Transfers of Power and Tradition in Polish Resettlement Novel
Abstract:
In this paper I discuss migration experience in Polish postwar literature and focus on the discourse of “the Regained Territories” (territories annexed to Poland in 1945 as a result of the Potsdam Conference decisions pressed by the Soviet Union). While the emigration, mainly as exile, has been the subject of numerous studies in contemporary literary and cultural criticism in Poland, the problem of domestic migrations has been only recently problematized. In fact, the assimilation project of incorporating Western Borderlands was the crucial part of the official (cultural) discourse of the People’s Republic of Poland and was carried out by the aggressive propaganda of “polonization.” The post-war resettlement (relocation, repatriation) period generated a rich literary response I would like to use as my analytical material. I will argue that the ideological mechanisms behind processes of incorporating the Western Borderlands can be analyzed in terms of colonial discourse and epistemological conquest. Textual strategies in Western Borderlands novels turn out to be very similar to those which organized the Polish Eastern Borderlands narratives, which bore many symptomatic features of the colonial discourse (mainly: the eradication of local populations from settlers’ narratives; institutionalization of the Polish language and culture as higher and desirable, thus normative, etc.). However, in this case we have to take into account the fact that this paradoxical transfer of „great” (and „combative”) Polish tradition was set in strong frames of Sovietization/communization of Poland (1945-1989). Confronting the resettlement texts with the discourse on the Eastern Borderlands as well as with concepts of contemporary migration studies and with postcolonialism [turn establishments] I will try to examine the character of Polish migration experience and its representation in this comparative context, which is unique and yet also importantly linked to the postwar geopolitics.

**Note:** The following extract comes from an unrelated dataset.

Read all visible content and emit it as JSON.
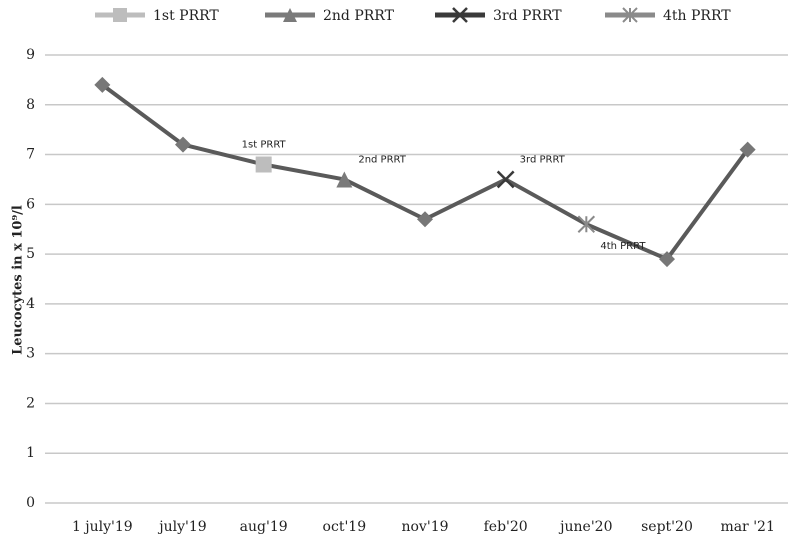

In this case, the „in-betweenness” of migrant’s condition includes more dimensions than Homi Bhabha mentioned: not only being between the past and present, there and here, but also being between positions of the colonizer and the colonized. In effect, my reflection on the resettlement novel seeks to contribute to the discussions on the identity of the post-migration society, but also on the Polish post-dependence condition in general.